Sunday 3 March 2019

There's only one person you can count on.

At times of crisis people usually cling to nostalgia. It gives them memories of happier times, of the knowledge that the balance might be restored and everything will go on as before. 

This week I have been put through the wringer with stress, but instead of becoming overly sentimental I have done the opposite; I have purged. 

I have reduced my life to the one thing I can rely on: me alone.

Marie Kondo would be proud. Of my 300+ emails, around 280 of them apparently didn't spark joy, mostly because they were thankless tasks I had to deal with on behalf of other people. The others were subscriptions to newsletters trying to sell me something. They've gone. 

What were the 35,000 photos I had in my files? It turns out that about two thirds of those were redundant. Often taken because I thought they might give someone else pleasure and now they are sitting taking up hard drive space, unappreciated and probably never even looked at. They've gone. And when I have renewed energy I will probably delete even more. My memories are there though and that's what counts.

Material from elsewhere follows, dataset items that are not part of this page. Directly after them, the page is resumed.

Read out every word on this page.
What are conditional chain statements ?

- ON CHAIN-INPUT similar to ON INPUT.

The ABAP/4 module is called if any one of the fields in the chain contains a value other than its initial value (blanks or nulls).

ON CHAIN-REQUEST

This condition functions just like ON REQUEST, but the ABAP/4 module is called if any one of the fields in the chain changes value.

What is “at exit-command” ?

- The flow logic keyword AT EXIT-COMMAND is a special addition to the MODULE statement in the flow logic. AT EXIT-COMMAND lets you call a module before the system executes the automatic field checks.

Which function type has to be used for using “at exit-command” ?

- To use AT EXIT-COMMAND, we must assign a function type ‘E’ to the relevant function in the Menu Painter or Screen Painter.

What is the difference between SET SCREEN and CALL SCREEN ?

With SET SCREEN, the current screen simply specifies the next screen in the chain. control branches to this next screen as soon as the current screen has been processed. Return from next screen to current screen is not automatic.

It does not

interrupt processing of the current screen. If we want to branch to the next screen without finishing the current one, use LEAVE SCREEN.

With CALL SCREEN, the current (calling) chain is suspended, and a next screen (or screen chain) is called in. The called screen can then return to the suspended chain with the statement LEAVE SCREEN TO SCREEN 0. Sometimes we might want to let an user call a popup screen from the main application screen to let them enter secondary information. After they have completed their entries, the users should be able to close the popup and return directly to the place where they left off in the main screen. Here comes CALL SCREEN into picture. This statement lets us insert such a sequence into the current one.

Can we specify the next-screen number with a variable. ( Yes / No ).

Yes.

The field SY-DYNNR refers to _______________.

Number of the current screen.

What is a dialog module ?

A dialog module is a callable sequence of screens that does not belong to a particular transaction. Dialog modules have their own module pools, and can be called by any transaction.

My social media? Twitter, Instagram, Facebook, WhatsApp, Messenger, Words with Friends...? All gone. Of course they don't make it that easy to remove, so they are probably in the ether somewhere. I didn't bother giving great proclamations of why I'm doing it before I exited because I don't want the discussions. I just want out. 

Because when things get sticky one thing becomes apparent above all else and that is that people are selfish. They are primarily concerned with how their lives alone are affected. They see themselves as the pebble in the pond and don't look back to watch the ripples radiate. 

In a world like that, the only way to survive is to become just like them. And so I'm pulling down the shutters on my emotions, zipping up my need to communicate constantly and just living from minute to minute rather than in the past or the future.